If the nation is at war and has suffered sufficient losses that its military is less than half of its support level, all military items cost half as much.

Superweapons

Superweapons are weapons of uprecedented and often unusual power, beyond the usual guns-and-armor fare that dominates conventional militaries. Rarely are any two identical. Because of this Superweapons have their own specific rules. They are as follows:

  • All superweapons are paid for and consume upkeep like conventional military units.
  • All superweapons have a number of points to assign to attributes equal to their BASE cost just like normal military units.
  • There are three tiers of superweapons; Tactical, Strategic and National.

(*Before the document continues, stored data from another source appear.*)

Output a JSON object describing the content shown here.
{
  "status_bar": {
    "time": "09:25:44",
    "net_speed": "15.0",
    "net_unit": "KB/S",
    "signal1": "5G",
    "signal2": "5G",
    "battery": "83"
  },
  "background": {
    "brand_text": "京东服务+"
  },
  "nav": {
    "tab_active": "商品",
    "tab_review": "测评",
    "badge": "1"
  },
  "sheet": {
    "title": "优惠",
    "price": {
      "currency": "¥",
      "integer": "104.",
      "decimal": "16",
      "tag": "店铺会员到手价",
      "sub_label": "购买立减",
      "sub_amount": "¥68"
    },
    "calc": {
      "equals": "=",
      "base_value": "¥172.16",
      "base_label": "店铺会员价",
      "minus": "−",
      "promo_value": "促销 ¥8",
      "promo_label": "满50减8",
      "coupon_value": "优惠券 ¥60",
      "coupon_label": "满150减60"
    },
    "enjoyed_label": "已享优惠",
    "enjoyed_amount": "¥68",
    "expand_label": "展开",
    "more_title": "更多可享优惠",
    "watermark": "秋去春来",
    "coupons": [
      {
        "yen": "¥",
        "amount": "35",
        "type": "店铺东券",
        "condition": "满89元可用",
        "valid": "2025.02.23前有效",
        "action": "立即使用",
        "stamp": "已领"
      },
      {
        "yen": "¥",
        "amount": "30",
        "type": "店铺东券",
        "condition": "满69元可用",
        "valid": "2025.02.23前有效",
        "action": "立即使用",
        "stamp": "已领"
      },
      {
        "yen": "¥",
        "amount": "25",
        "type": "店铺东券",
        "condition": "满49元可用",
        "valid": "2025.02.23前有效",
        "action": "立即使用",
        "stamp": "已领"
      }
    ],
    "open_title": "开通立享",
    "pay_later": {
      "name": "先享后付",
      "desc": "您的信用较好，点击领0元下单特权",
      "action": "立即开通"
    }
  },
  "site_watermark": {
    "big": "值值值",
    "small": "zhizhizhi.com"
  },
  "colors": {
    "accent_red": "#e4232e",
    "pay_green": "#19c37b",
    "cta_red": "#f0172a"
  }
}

Each is progressively larger and more powerful, but also more expensive.
  • Each tier of superweapon is most effective against superweapons of the next lower tier - A small squad of Valkyrie fighters will exploit the Death Star's two-meter weakness, while the Death Star will vaporise the Argama with its superlaser and the Argama and its mobile suit team will delay, drive off or shoot down the outnumbered Valkyries.
  • All superweapons have a number of abilities; each starts with two and every additional increases cost by 50% of base cost. These substantially improve the performance in the selected are, or grant unusual abilities. Deficiencies can be taken to gain an additional ability at no cost, though deficiencies should be meaningful and potentially crippling if something can take advantage of them.
  • Every nation has three superweapon 'slots' - one each of Tactical, Strategic and National. Lower tier types may fill higher tier slots; ie it is acceptable to have three Tactical superweapons without penalty (see below), but having three Strategic superweapons will always invoke a penalty.
  • For every superweapon that a nation possesses in excess of their slots, the cost and upkeep of ALL superweapons they possess is increased by 10%, cumulative. Thus a nation with three Strategic superweapons (two in excess of the slot limit) increases the cost/upkeep of all of its superweapons by 20%. Building a fourth would increase this to 30%. Note that the cost increase comes in to effect as of construction, not after - Death Star #4 would cost +30%, not +20%.

Tactical Superweapons
Tactical superweapons are the most diverse and versatile of the lot. They can range from the usual Gundam or experimental Valkyrie fare to supersoldiers (Master Chief or Raptor Team in nanosuits) or even superspies (James Bond or Jason Bourne). The specific abilities they have should reflect what they are - supersoldiers should have Infiltration, etc. Overall Tactical superweapons are not especially powerful but they have strong character shields and should be considered major plot elements.

Strategic Superweapons
Strategic superweapons are more powerful and more critical - high mobility battleships with (or without) onboard mecha complement, Bolos, ballistic missile submarines, overpowered mobile armors, etc. At the most archetypical, they are the 'cool hero ship'. While it is entirely acceptable for a strategic superweapon to include a set of high-end aerospace craft or the like as part of its concept, a large force of superior aircraft or tanks with no obvious 'core' goes against the fundamental concept of superweapons and is not acceptable. Strategic superweapons still have a certain degree of character shielding but as powerful military assets they are not as free to shrug off minor irritations - they have firepower and defenses for that. 'Planetbound' is an acceptable deficiency for Strategic superweapons

National Superweapons
The largest and most powerful of superweapons, and the one that best deserves the title SUPERweapon, National superweapons can range from mile-long transforming city-ships armed with fleet-busting beam cannons to (semi-)mobile fortresses to vast and ridiculously powerful defensive complexes. National superweapons have no character shields, they are instead obscenely powerful.